Si è già evidenziato che, per un indirizzo giurisprudenziale recentemente seguito dal Consiglio di Stato (cfr. Cons. Stato, sez. III, n. 2768 del 2019), laddove l’Amministrazione procedente eserciti quel potere ampiamente discrezionale di valutazione di motivi ostativi all’acquisto della cittadinanza italiana inerenti la sicurezza della Repubblica, la posizione di diritto soggettivo del richiedente affievolirebbe ad interesse legittimo, con conseguente spostamento della giurisdizione sull’eventuale provvedimento di diniego dal giudice ordinario a quello amministrativo.
Tale argomentazione non risulta convincente, e non solo perché induce, nell’ambito dell’unitario procedimento amministrativo attivato dalla domanda dello straniero, uno spostamento della giurisdizione tra i due plessi, a seconda che l’Amministrazione procedente decida o meno di esercitare il potere discrezionale di valutazione dei motivi ostativi all’acquisto della cittadinanza italiana di cui all’art. 6, comma 1, lett. c) della legge n. 91 del 1992.
Ciò che invece massimamente rileva è che la normativa di fonte primaria, sia nella parte in cui rimette all’Amministrazione di esercitare un’attività vincolata di apprezzamento di fatti, documenti ed informazioni, sia laddove disciplini la ponderazione di interessi pubblici e privati per garantire la salvaguardia della sicurezza della Repubblica, persegue un obiettivo finale unitario di chiara matrice pubblicistica.
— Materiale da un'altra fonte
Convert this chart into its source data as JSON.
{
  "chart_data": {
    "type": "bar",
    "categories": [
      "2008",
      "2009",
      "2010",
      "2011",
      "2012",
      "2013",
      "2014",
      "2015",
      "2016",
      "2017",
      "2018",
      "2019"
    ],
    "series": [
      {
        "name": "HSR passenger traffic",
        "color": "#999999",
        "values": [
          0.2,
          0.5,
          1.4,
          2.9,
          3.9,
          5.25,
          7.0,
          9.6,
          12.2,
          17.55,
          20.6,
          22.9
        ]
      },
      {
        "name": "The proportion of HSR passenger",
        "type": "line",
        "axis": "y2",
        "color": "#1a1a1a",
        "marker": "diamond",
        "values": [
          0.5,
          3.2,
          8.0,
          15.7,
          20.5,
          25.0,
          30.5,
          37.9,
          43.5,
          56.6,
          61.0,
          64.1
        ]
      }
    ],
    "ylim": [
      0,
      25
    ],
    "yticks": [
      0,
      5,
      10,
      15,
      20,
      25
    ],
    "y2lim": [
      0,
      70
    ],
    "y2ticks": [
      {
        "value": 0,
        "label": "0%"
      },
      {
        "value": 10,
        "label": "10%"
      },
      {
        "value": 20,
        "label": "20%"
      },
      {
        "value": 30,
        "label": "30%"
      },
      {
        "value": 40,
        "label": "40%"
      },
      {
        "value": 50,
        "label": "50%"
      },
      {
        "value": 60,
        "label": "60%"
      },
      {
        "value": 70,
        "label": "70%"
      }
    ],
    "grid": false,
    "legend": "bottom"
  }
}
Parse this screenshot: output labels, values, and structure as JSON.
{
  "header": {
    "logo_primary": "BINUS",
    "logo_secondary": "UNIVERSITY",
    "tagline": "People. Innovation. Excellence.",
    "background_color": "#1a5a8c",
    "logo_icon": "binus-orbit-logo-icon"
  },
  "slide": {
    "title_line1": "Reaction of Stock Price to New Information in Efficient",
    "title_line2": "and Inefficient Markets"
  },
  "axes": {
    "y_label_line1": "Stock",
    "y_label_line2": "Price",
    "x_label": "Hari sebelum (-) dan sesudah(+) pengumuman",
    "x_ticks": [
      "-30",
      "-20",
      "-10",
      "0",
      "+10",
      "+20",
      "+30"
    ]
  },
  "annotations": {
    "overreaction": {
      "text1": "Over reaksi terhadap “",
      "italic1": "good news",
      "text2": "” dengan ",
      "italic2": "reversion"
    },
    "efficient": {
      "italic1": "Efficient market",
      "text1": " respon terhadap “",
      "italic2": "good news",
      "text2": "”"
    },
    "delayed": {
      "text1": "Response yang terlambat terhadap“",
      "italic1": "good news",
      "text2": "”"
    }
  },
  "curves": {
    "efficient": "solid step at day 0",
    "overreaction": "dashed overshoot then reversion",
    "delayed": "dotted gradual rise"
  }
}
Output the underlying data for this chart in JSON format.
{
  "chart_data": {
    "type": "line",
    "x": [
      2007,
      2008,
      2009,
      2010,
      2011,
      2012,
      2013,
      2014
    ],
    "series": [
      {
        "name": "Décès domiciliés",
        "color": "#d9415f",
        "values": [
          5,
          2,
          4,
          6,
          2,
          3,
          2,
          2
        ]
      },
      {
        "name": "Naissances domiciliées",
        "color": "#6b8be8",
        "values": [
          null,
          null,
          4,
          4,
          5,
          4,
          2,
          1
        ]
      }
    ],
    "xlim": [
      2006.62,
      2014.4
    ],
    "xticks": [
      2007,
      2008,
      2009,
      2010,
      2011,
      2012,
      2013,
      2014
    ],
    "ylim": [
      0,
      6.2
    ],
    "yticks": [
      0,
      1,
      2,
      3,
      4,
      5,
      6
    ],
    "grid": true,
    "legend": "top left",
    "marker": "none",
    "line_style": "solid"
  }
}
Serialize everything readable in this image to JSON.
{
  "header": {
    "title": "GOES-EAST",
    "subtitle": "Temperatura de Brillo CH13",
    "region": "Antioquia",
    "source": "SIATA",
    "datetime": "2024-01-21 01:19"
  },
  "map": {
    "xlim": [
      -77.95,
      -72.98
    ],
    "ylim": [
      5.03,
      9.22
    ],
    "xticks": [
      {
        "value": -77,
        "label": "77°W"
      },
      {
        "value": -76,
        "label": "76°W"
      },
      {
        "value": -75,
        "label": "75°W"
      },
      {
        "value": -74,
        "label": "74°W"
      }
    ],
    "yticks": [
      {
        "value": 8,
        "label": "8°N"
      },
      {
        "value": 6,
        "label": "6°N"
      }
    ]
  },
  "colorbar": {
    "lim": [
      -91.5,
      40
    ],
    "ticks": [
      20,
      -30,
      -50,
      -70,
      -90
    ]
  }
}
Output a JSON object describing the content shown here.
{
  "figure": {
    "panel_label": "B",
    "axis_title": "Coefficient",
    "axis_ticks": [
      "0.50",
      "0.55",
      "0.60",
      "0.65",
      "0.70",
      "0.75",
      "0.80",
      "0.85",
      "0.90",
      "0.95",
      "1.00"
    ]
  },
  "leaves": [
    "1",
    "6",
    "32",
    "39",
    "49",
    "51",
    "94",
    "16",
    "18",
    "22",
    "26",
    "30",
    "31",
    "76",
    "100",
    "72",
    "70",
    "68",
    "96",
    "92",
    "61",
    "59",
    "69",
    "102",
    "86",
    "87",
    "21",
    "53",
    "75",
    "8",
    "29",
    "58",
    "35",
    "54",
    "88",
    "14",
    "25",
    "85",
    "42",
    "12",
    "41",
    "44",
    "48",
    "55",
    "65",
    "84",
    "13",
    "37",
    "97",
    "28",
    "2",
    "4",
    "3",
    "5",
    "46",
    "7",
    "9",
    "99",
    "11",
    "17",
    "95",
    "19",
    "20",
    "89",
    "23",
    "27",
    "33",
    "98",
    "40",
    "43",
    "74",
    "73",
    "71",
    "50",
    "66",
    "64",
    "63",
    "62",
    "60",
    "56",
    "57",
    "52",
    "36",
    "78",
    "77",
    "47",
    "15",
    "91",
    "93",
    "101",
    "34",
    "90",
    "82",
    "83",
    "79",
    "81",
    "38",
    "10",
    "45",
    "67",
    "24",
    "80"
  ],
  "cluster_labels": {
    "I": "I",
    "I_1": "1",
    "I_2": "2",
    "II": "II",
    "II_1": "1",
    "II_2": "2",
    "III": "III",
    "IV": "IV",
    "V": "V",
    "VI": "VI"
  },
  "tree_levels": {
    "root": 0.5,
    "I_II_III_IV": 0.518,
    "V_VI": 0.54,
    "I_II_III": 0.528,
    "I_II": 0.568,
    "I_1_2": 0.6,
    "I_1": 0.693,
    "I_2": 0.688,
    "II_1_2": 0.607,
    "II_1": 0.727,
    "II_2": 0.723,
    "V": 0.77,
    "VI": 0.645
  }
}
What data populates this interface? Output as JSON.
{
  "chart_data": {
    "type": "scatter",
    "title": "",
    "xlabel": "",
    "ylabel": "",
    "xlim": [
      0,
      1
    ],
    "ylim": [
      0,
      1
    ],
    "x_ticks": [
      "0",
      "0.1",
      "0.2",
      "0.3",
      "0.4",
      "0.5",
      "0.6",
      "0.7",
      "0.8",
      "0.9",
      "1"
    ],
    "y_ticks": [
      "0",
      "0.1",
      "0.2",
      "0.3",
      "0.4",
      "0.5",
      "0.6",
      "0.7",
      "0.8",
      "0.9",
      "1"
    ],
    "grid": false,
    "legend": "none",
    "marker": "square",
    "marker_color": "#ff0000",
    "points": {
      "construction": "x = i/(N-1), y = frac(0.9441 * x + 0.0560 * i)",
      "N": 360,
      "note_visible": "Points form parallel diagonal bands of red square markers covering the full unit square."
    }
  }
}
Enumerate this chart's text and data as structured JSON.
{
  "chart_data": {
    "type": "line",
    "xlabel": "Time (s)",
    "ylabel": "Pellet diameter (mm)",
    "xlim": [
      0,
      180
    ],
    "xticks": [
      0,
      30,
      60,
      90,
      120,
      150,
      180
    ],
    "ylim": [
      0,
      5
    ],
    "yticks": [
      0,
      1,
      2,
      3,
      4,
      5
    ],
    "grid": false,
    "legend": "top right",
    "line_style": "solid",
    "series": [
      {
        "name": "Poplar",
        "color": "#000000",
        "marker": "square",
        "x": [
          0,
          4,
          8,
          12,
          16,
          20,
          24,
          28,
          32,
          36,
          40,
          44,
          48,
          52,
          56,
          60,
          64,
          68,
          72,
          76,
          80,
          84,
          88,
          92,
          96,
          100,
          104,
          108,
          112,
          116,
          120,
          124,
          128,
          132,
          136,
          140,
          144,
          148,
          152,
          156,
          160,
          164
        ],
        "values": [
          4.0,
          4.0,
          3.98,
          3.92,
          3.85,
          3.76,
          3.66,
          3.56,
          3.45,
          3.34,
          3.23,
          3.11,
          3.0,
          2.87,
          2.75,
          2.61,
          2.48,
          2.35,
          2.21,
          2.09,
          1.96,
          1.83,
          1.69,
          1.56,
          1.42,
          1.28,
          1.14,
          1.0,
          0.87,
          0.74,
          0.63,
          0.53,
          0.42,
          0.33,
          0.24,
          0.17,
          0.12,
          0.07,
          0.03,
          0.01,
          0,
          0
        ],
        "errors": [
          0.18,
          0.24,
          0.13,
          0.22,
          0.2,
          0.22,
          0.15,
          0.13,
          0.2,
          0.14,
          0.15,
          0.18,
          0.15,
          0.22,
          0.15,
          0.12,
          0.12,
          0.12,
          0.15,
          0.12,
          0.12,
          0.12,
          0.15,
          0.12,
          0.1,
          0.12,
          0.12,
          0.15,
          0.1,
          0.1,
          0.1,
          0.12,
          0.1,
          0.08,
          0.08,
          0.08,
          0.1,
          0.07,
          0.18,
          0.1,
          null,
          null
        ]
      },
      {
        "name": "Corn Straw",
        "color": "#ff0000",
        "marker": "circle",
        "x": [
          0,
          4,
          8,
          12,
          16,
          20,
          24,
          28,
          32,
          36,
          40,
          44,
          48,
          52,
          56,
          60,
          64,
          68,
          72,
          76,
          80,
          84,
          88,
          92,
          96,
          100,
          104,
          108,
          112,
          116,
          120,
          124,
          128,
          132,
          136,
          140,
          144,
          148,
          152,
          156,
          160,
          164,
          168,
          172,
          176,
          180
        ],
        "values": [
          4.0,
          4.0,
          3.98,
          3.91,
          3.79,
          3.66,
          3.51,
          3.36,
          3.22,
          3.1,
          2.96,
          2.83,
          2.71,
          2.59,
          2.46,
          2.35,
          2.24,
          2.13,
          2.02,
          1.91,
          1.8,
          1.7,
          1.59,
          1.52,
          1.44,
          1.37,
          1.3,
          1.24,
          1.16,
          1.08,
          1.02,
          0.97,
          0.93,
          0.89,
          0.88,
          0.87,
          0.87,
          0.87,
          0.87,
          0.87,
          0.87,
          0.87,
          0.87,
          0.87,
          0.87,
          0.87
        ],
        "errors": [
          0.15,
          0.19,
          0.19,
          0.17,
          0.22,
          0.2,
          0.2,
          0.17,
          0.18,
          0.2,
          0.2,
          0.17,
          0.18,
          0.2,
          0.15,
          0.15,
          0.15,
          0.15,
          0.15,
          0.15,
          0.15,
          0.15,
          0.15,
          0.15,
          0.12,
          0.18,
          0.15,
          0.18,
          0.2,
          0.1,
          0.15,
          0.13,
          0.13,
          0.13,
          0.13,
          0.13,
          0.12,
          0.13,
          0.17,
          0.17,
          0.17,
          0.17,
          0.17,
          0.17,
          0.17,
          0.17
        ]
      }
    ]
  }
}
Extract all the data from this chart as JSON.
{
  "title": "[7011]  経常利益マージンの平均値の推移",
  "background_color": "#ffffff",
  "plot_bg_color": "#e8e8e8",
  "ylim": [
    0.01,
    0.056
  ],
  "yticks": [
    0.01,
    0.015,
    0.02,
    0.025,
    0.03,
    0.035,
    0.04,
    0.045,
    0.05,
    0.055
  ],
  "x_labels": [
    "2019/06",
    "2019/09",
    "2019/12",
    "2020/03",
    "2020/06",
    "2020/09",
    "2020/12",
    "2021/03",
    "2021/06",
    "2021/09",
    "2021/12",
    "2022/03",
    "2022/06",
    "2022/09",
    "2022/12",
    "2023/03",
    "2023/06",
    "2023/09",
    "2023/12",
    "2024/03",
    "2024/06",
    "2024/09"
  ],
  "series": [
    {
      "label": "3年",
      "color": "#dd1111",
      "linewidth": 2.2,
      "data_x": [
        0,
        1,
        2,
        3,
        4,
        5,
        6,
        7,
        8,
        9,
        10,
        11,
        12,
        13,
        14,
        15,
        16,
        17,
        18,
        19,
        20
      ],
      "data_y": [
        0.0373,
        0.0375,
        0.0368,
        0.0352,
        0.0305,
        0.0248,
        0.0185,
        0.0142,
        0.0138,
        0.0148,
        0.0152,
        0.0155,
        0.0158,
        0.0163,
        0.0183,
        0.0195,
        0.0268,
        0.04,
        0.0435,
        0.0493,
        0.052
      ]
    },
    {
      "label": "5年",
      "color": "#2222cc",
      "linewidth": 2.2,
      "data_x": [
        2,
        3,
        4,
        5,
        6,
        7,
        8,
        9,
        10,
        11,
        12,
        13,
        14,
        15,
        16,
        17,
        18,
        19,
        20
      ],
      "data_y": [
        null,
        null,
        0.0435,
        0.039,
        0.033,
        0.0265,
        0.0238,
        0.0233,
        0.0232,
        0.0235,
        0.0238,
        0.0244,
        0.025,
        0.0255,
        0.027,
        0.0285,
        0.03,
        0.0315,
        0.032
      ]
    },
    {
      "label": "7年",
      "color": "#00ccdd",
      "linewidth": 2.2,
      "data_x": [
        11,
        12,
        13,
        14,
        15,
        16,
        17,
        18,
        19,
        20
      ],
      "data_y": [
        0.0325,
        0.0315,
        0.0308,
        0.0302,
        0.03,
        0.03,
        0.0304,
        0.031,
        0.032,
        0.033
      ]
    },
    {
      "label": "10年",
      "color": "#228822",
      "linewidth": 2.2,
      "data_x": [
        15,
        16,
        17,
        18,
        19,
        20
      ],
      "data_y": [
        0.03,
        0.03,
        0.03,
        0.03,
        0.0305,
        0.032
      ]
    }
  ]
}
In entrambi i casi, l’Amministrazione, all’esito dell’istruttoria procedimentale imposta dalla legge, deve in ultima istanza accertare se lo straniero possieda i requisiti essenziali rientranti nella specifica fattispecie di acquisto della cittadinanza per matrimonio e se risulti quindi pronto per lo stabile inserimento nella comunità nazionale e l’esercizio, senza pregiudizio per l’ordinamento democratico della Repubblica, dei diritti e delle prerogative attribuiti dalla Carta costituzionale e dalle leggi ordinarie ai cittadini italiani: quanto sopra, sulla base della valutazione di un complesso di circostanze, atte sostanzialmente a dimostrare l'integrazione del soggetto interessato nel tessuto sociale, anche in termini di irreprensibilità di condotta.
Traslando i superiori principi all’odierno gravame, deve essere quindi respinta l’eccezione di inammissibilità proposta dal Ministero riferente e conseguentemente affermata la giurisdizione del giudice amministrativo.
Risulta invero per tabulas che il decreto impugnato reca il rigetto della domanda di acquisto della cittadinanza per matrimonio presentata dalla ricorrente per la mancata produzione nel termine fissato con il preavviso di rigetto ex art. 10-bis della legge n. 241 del 1990 del “certificato penale britannico in corso di validità, con apostille e traduzione”.
La mancata produzione del certificato penale, rilasciato dalle autorità competenti dello Stato straniero di residenza della ricorrente, ha difatti reso impossibile l’accertamento del requisito essenziale per l’acquisto della cittadinanza per matrimonio costituito dalla assenza di condanne penali ai sensi dell’art. 6, comma 1, lett. a) e b), della legge n. 91 del 1992.